Hachikō, an Akita known to Japanese children as chūken Hachikō (“faithful dog Hachikō”), used to tag along with his owner Hidesaburō Ueno, a professor of agriculture at Tokyo University. Ueno would commute to work and every evening, Hachikō would wait at the Shibuya Station, for the professor’s return. Hidesaburō stopped coming home in May 1925, when a cerebral hemorrhage took him away while delivering a lecture. Every day for nine years, nine months and fifteen days, the golden colored Akita appeared at Shibuya Station, precisely in time for that evening train.
Liam Tasker came from the Scottish town of Kirkcaldy, in the historic county of Fife.

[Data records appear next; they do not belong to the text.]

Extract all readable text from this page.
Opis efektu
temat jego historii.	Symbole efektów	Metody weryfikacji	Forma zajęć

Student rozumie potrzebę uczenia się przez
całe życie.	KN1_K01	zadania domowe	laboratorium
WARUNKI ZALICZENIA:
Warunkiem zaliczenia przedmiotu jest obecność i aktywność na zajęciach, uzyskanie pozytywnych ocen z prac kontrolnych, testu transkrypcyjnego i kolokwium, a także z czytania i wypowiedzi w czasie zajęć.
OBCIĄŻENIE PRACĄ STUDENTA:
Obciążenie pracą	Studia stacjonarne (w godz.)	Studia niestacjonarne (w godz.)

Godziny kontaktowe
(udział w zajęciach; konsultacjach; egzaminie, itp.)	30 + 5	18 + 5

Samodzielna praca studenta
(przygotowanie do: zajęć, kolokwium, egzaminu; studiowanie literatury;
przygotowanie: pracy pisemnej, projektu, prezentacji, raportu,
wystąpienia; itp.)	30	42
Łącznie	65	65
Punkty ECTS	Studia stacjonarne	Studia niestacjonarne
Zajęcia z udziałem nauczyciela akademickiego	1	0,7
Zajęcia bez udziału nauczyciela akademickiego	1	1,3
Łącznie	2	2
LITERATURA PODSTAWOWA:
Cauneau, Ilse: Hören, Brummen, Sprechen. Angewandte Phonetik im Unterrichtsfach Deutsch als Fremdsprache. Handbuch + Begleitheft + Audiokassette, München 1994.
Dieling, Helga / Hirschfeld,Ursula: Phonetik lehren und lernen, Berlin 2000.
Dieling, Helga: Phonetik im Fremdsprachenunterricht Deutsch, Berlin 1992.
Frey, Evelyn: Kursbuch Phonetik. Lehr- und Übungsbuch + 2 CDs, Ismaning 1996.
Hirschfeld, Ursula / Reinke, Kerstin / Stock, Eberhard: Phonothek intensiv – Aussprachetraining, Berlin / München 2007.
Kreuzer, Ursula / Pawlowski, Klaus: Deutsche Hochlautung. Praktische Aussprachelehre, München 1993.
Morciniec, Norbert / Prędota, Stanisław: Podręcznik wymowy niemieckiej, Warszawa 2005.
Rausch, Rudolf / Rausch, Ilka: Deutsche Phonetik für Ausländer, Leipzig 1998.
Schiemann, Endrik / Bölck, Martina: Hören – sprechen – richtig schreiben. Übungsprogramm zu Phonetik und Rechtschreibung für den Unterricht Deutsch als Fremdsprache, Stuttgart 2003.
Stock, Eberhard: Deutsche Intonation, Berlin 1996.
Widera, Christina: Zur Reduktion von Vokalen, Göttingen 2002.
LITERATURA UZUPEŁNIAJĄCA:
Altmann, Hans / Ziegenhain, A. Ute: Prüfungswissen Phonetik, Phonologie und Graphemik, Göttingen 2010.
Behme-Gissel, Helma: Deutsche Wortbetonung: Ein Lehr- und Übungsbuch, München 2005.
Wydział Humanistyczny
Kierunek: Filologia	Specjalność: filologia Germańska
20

Tasker joined the Royal Army in 2001 as a mechanic, but he wanted more. He was transferred to the Royal Army Veterinary Corps six years later, and assigned as a trainer with the 1st Military Working Dog (MWD) Regiment. Tasker was a natural, and rose quickly among the ranks of the group. In 2010, Lance Corporal Tasker was paired with MWD Theo, a twenty-two-month-old English Springer Spaniel serving as a T.E.D.D. (Tactical Explosives Detection Dog) with the British Army.
A Military Working Dog is anything but a “disposable” asset. It is a highly trained, specialized soldier who complements and adds to the abilities of his human partner, as that two legged soldier complements those of the dog.
The writer and photographer Roger Caras once said “Dogs are not our whole life, but they make our lives whole.” So it was, with Liam and Theo. The team was posted to Afghanistan, where the two managed to find 14 improvised explosive devices and weapons caches, in five months. “I love my job and working with Theo,” Tasker would say. “He has a great character and never tires…He can’t wait to get out and do his job and will stop at nothing.” Fourteen was a record for that time according to BBC, there is no telling how many lives were saved. The pair proved so successful that their tour was extended, by a month. It was a month too long.
On March 1, 2011, L/Cpl Tasker was killed by a Taliban sniper while on patrol in Helmand Province, and brought back to base by his fellow soldiers. Theo suffered a seizure after returning to base and never recovered. He died that afternoon. It was believed that Theo’s seizure was brought on by the stresses of Tasker’s death, but the autopsy proved inconclusive. Liam’s mother Jane Duffy later said, “I think Theo died of a broken heart, nobody will convince me any different.”
Major Alexander Turner of the 1st Battalion Irish Guards described the pair, saying “He used to joke that Theo was impossible to restrain but I would say the same about Lance Corporal Tasker.” Liam and Theo were returned to Great Britain, arriving first in RAF Lyneham, Wiltshire. Rumors have gone around ever since, that the two were buried together. Tasker’s mother would neither confirm nor deny. She only said, with a sad smile, that “Liam and Theo are where they should be.”